This weeks’s deliberations at the City Council has placed the Ugnayan sa Barangay, a program under the City Mayor’s Office, under scrutiny.

According to its program manager, the program is intended to strengthen City Hall’s links with the barangays. It reportedly had a P31 million budget for this year, which according to an expose by opposition Councilor Jimbo Maristela, was spent in one fell swoop during the first quarter of the year, mainly for the purchase and distribution of rice.

Maristela claimed the rice distribution was used for political campaigning during the elections. City officials have denied the accusation, pointing out that the rice purchases followed audit regulations and that the utilization of the funds was justified and above board.

Regardless of the flak being received by the current administration on social media over this controversy, it is a matter properly under the jurisdiction of the Commission on Audit to probe and evaluate.

Maristela’s expose, however, raises important concerns about policy and how the city governments should “ugnay” or link with the barangays and capacitate them, as it vows to do. What has been missing in the explanation and justification so far made by City Hall officials is the overarching rationale of the Ugnayan sa Barangay program.

There is a huge disconnect between the objective of empowering barangays and handing out rice as doleout to random constituents. Such unclarity of purpose lends credence to observations that the program is a mere budget item intended to empower not the barangays but instead the sitting administration who may use the funds for leverage.

With practically its entire budget allocated for rice distribution to random beneficiaries, the Ugnayan sa Barangay has no funding set aside for actual capacity building. A crappy program design as it is, it isn’t even clear if this important component is covered by other programs of the city government.

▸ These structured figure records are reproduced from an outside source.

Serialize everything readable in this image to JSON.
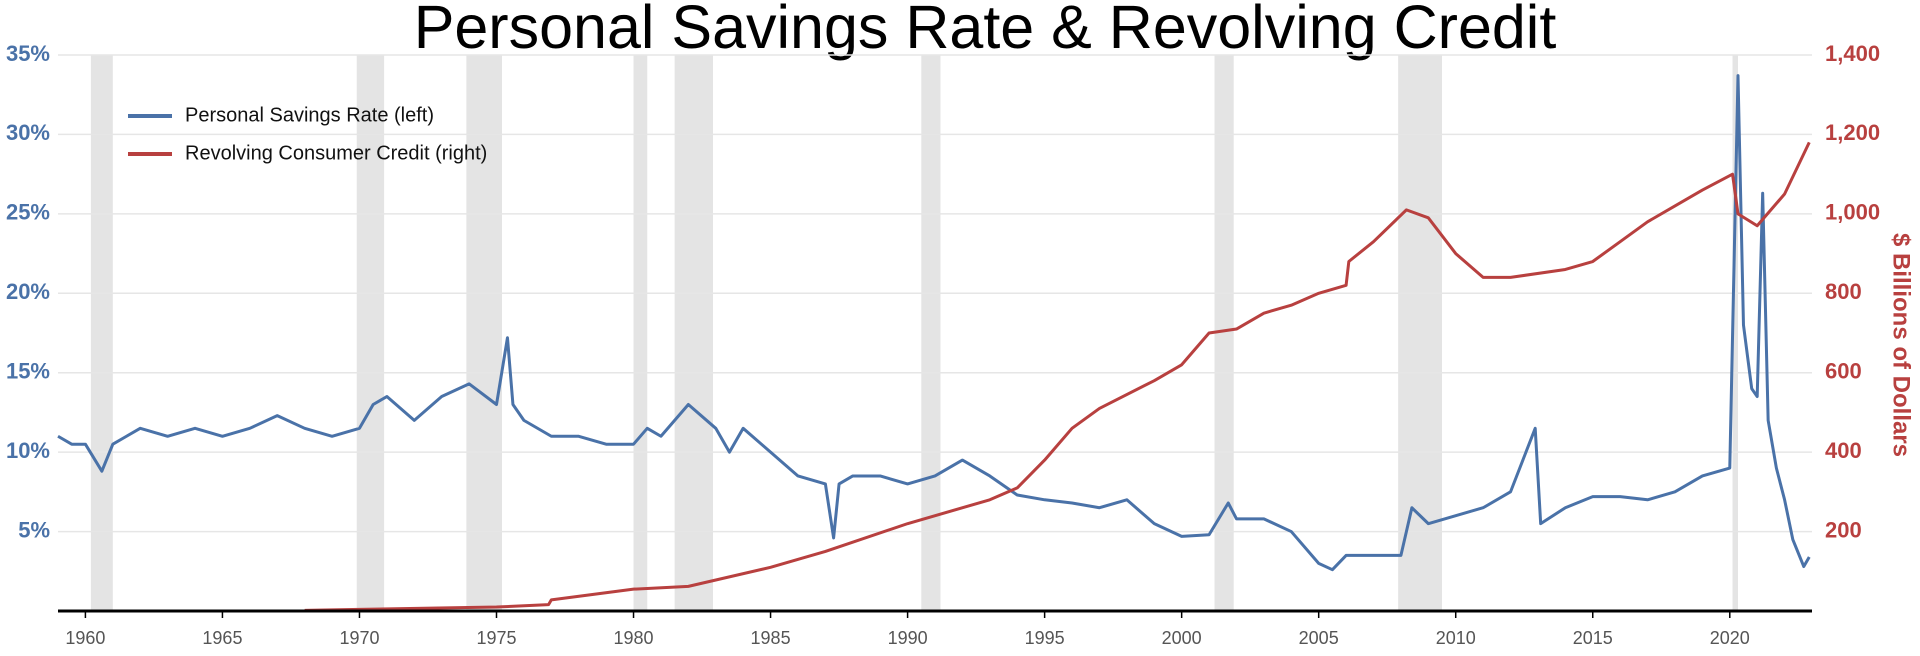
{
  "chart_data": {
    "type": "line",
    "title": "Personal Savings Rate & Revolving Credit",
    "y2label": "$ Billions of Dollars",
    "grid": true,
    "legend": "upper left",
    "xlim": [
      1959,
      2023
    ],
    "xticks": [
      1960,
      1965,
      1970,
      1975,
      1980,
      1985,
      1990,
      1995,
      2000,
      2005,
      2010,
      2015,
      2020
    ],
    "ylim": [
      0,
      35
    ],
    "yticks": [
      {
        "value": 5,
        "label": "5%"
      },
      {
        "value": 10,
        "label": "10%"
      },
      {
        "value": 15,
        "label": "15%"
      },
      {
        "value": 20,
        "label": "20%"
      },
      {
        "value": 25,
        "label": "25%"
      },
      {
        "value": 30,
        "label": "30%"
      },
      {
        "value": 35,
        "label": "35%"
      }
    ],
    "y2lim": [
      0,
      1400
    ],
    "y2ticks": [
      200,
      400,
      600,
      800,
      {
        "value": 1000,
        "label": "1,000"
      },
      {
        "value": 1200,
        "label": "1,200"
      },
      {
        "value": 1400,
        "label": "1,400"
      }
    ],
    "recessions": [
      [
        1960.2,
        1961.0
      ],
      [
        1969.9,
        1970.9
      ],
      [
        1973.9,
        1975.2
      ],
      [
        1980.0,
        1980.5
      ],
      [
        1981.5,
        1982.9
      ],
      [
        1990.5,
        1991.2
      ],
      [
        2001.2,
        2001.9
      ],
      [
        2007.9,
        2009.5
      ],
      [
        2020.1,
        2020.3
      ]
    ],
    "recession_color": "#e4e4e4",
    "series": [
      {
        "name": "Personal Savings Rate (left)",
        "color": "#4a72a8",
        "axis": "y",
        "x": [
          1959,
          1959.5,
          1960,
          1960.6,
          1961,
          1961.5,
          1962,
          1963,
          1964,
          1965,
          1966,
          1967,
          1968,
          1969,
          1970,
          1970.5,
          1971,
          1972,
          1973,
          1974,
          1975,
          1975.4,
          1975.6,
          1976,
          1977,
          1978,
          1979,
          1980,
          1980.5,
          1981,
          1982,
          1983,
          1983.5,
          1984,
          1985,
          1986,
          1987,
          1987.3,
          1987.5,
          1988,
          1989,
          1990,
          1991,
          1992,
          1993,
          1994,
          1995,
          1996,
          1997,
          1998,
          1999,
          2000,
          2001,
          2001.7,
          2002,
          2003,
          2004,
          2005,
          2005.5,
          2006,
          2007,
          2008,
          2008.4,
          2009,
          2010,
          2011,
          2012,
          2012.9,
          2013.1,
          2014,
          2015,
          2016,
          2017,
          2018,
          2019,
          2020.0,
          2020.3,
          2020.5,
          2020.8,
          2021.0,
          2021.2,
          2021.4,
          2021.7,
          2022,
          2022.3,
          2022.7,
          2022.9
        ],
        "values": [
          11,
          10.5,
          10.5,
          8.8,
          10.5,
          11,
          11.5,
          11,
          11.5,
          11,
          11.5,
          12.3,
          11.5,
          11,
          11.5,
          13,
          13.5,
          12,
          13.5,
          14.3,
          13,
          17.2,
          13,
          12,
          11,
          11,
          10.5,
          10.5,
          11.5,
          11,
          13,
          11.5,
          10,
          11.5,
          10,
          8.5,
          8,
          4.6,
          8,
          8.5,
          8.5,
          8,
          8.5,
          9.5,
          8.5,
          7.3,
          7,
          6.8,
          6.5,
          7,
          5.5,
          4.7,
          4.8,
          6.8,
          5.8,
          5.8,
          5,
          3,
          2.6,
          3.5,
          3.5,
          3.5,
          6.5,
          5.5,
          6,
          6.5,
          7.5,
          11.5,
          5.5,
          6.5,
          7.2,
          7.2,
          7,
          7.5,
          8.5,
          9,
          33.7,
          18,
          14,
          13.5,
          26.3,
          12,
          9,
          7,
          4.5,
          2.8,
          3.4
        ]
      },
      {
        "name": "Revolving Consumer Credit (right)",
        "color": "#b8403f",
        "axis": "y2",
        "x": [
          1968,
          1970,
          1975,
          1976.9,
          1977,
          1980,
          1982,
          1985,
          1987,
          1990,
          1993,
          1994,
          1995,
          1996,
          1997,
          1999,
          2000,
          2001,
          2002,
          2003,
          2004,
          2005,
          2006,
          2006.1,
          2007,
          2008.2,
          2009,
          2010,
          2011,
          2012,
          2014,
          2015,
          2016,
          2017,
          2018,
          2019,
          2020.1,
          2020.3,
          2021,
          2022,
          2022.9
        ],
        "values": [
          1.5,
          4,
          10,
          16,
          28,
          55,
          62,
          110,
          150,
          220,
          280,
          310,
          380,
          460,
          510,
          580,
          620,
          700,
          710,
          750,
          770,
          800,
          820,
          880,
          930,
          1010,
          990,
          900,
          840,
          840,
          860,
          880,
          930,
          980,
          1020,
          1060,
          1100,
          1000,
          970,
          1050,
          1180
        ]
      }
    ]
  }
}
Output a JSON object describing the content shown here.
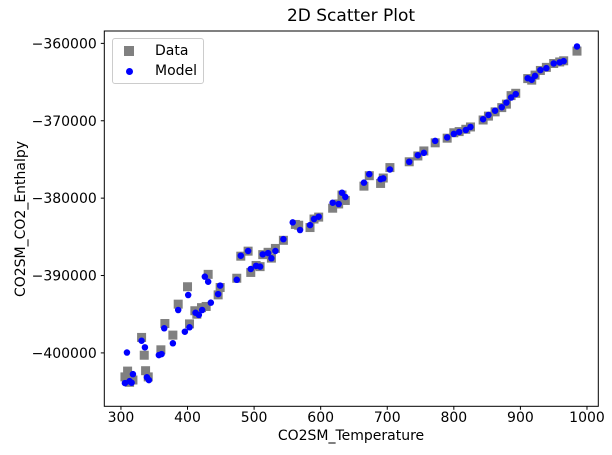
{
  "chart_data": {
    "type": "scatter",
    "title": "2D Scatter Plot",
    "xlabel": "CO2SM_Temperature",
    "ylabel": "CO2SM_CO2_Enthalpy",
    "xlim": [
      275,
      1017
    ],
    "ylim": [
      -406900,
      -358400
    ],
    "xticks": [
      300,
      400,
      500,
      600,
      700,
      800,
      900,
      1000
    ],
    "xtick_labels": [
      "300",
      "400",
      "500",
      "600",
      "700",
      "800",
      "900",
      "1000"
    ],
    "yticks": [
      -360000,
      -370000,
      -380000,
      -390000,
      -400000
    ],
    "ytick_labels": [
      "−360000",
      "−370000",
      "−380000",
      "−390000",
      "−400000"
    ],
    "grid": false,
    "legend_position": "upper left",
    "background_color": "#ffffff",
    "axes_color": "#000000",
    "series": [
      {
        "name": "Data",
        "marker": "square",
        "color": "#808080",
        "marker_size_px": 9,
        "points": [
          [
            306,
            -403100
          ],
          [
            310,
            -402350
          ],
          [
            313,
            -403800
          ],
          [
            318,
            -403500
          ],
          [
            331,
            -398000
          ],
          [
            335,
            -400300
          ],
          [
            337,
            -402300
          ],
          [
            341,
            -403100
          ],
          [
            360,
            -399600
          ],
          [
            366,
            -396200
          ],
          [
            378,
            -397700
          ],
          [
            386,
            -393700
          ],
          [
            400,
            -391450
          ],
          [
            403,
            -396250
          ],
          [
            411,
            -394550
          ],
          [
            414,
            -395000
          ],
          [
            421,
            -394150
          ],
          [
            428,
            -394000
          ],
          [
            431,
            -389850
          ],
          [
            446,
            -392500
          ],
          [
            449,
            -391550
          ],
          [
            474,
            -390350
          ],
          [
            480,
            -387500
          ],
          [
            491,
            -386850
          ],
          [
            495,
            -389600
          ],
          [
            503,
            -388700
          ],
          [
            509,
            -388850
          ],
          [
            513,
            -387300
          ],
          [
            521,
            -387000
          ],
          [
            526,
            -387750
          ],
          [
            532,
            -386500
          ],
          [
            544,
            -385450
          ],
          [
            562,
            -383400
          ],
          [
            567,
            -383500
          ],
          [
            584,
            -383800
          ],
          [
            590,
            -382700
          ],
          [
            597,
            -382450
          ],
          [
            618,
            -381300
          ],
          [
            627,
            -380750
          ],
          [
            632,
            -379600
          ],
          [
            637,
            -380300
          ],
          [
            665,
            -378450
          ],
          [
            673,
            -377100
          ],
          [
            690,
            -378100
          ],
          [
            694,
            -377400
          ],
          [
            704,
            -376050
          ],
          [
            733,
            -375300
          ],
          [
            746,
            -374550
          ],
          [
            755,
            -373900
          ],
          [
            772,
            -372850
          ],
          [
            790,
            -372250
          ],
          [
            800,
            -371550
          ],
          [
            808,
            -371400
          ],
          [
            818,
            -371100
          ],
          [
            825,
            -370800
          ],
          [
            844,
            -369900
          ],
          [
            852,
            -369400
          ],
          [
            862,
            -368850
          ],
          [
            872,
            -368300
          ],
          [
            879,
            -367850
          ],
          [
            886,
            -366750
          ],
          [
            893,
            -366450
          ],
          [
            911,
            -364550
          ],
          [
            917,
            -364750
          ],
          [
            922,
            -364100
          ],
          [
            930,
            -363500
          ],
          [
            939,
            -363100
          ],
          [
            950,
            -362600
          ],
          [
            959,
            -362400
          ],
          [
            965,
            -362250
          ],
          [
            985,
            -361000
          ]
        ]
      },
      {
        "name": "Model",
        "marker": "circle",
        "color": "#0000ff",
        "marker_size_px": 6.5,
        "points": [
          [
            306,
            -403900
          ],
          [
            309,
            -399950
          ],
          [
            313,
            -403650
          ],
          [
            316,
            -403850
          ],
          [
            318,
            -402750
          ],
          [
            331,
            -398430
          ],
          [
            336,
            -399280
          ],
          [
            339,
            -403150
          ],
          [
            342,
            -403510
          ],
          [
            357,
            -400280
          ],
          [
            361,
            -400150
          ],
          [
            365,
            -396820
          ],
          [
            378,
            -398760
          ],
          [
            386,
            -394460
          ],
          [
            396,
            -397260
          ],
          [
            401,
            -392520
          ],
          [
            403,
            -396690
          ],
          [
            412,
            -394810
          ],
          [
            417,
            -395100
          ],
          [
            422,
            -394460
          ],
          [
            426,
            -390150
          ],
          [
            431,
            -390800
          ],
          [
            435,
            -393510
          ],
          [
            446,
            -392400
          ],
          [
            449,
            -391300
          ],
          [
            474,
            -390550
          ],
          [
            480,
            -387440
          ],
          [
            491,
            -386830
          ],
          [
            495,
            -389150
          ],
          [
            503,
            -388750
          ],
          [
            509,
            -388850
          ],
          [
            513,
            -387260
          ],
          [
            521,
            -387100
          ],
          [
            526,
            -387770
          ],
          [
            532,
            -386830
          ],
          [
            544,
            -385300
          ],
          [
            558,
            -383130
          ],
          [
            569,
            -384120
          ],
          [
            584,
            -383480
          ],
          [
            590,
            -382700
          ],
          [
            597,
            -382400
          ],
          [
            618,
            -380590
          ],
          [
            627,
            -380760
          ],
          [
            632,
            -379300
          ],
          [
            637,
            -379850
          ],
          [
            665,
            -378000
          ],
          [
            673,
            -376900
          ],
          [
            690,
            -377550
          ],
          [
            694,
            -377450
          ],
          [
            704,
            -376300
          ],
          [
            733,
            -375300
          ],
          [
            746,
            -374450
          ],
          [
            755,
            -374150
          ],
          [
            772,
            -372600
          ],
          [
            790,
            -372150
          ],
          [
            800,
            -371700
          ],
          [
            808,
            -371450
          ],
          [
            818,
            -371200
          ],
          [
            825,
            -370800
          ],
          [
            844,
            -369800
          ],
          [
            852,
            -369250
          ],
          [
            862,
            -368700
          ],
          [
            872,
            -368250
          ],
          [
            879,
            -367650
          ],
          [
            886,
            -367000
          ],
          [
            893,
            -366550
          ],
          [
            911,
            -364500
          ],
          [
            917,
            -364700
          ],
          [
            922,
            -364200
          ],
          [
            930,
            -363450
          ],
          [
            939,
            -363200
          ],
          [
            950,
            -362600
          ],
          [
            959,
            -362450
          ],
          [
            965,
            -362300
          ],
          [
            985,
            -360400
          ]
        ]
      }
    ]
  }
}
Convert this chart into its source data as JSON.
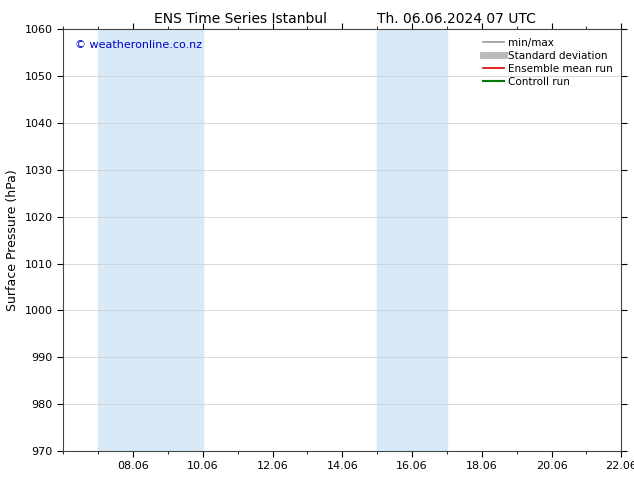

The City Council last week approved a supplemental fund that set aside a fresh P20 million funding for the Ugnayan program. With what has happened so far under this program, it should be incumbent upon the City Council to perform its mandated oversight function on the program.

With the recent elections just passed, it is an opportunity for the members of the City Council to set aside partisan political considerations and contribute to the crafting of more robust interventions and initiatives that will really capacitate the least empowered sectors of our community. More than providing rice and influencing political decisions in the barangays, such funding resources could be utilized for such noble intentions.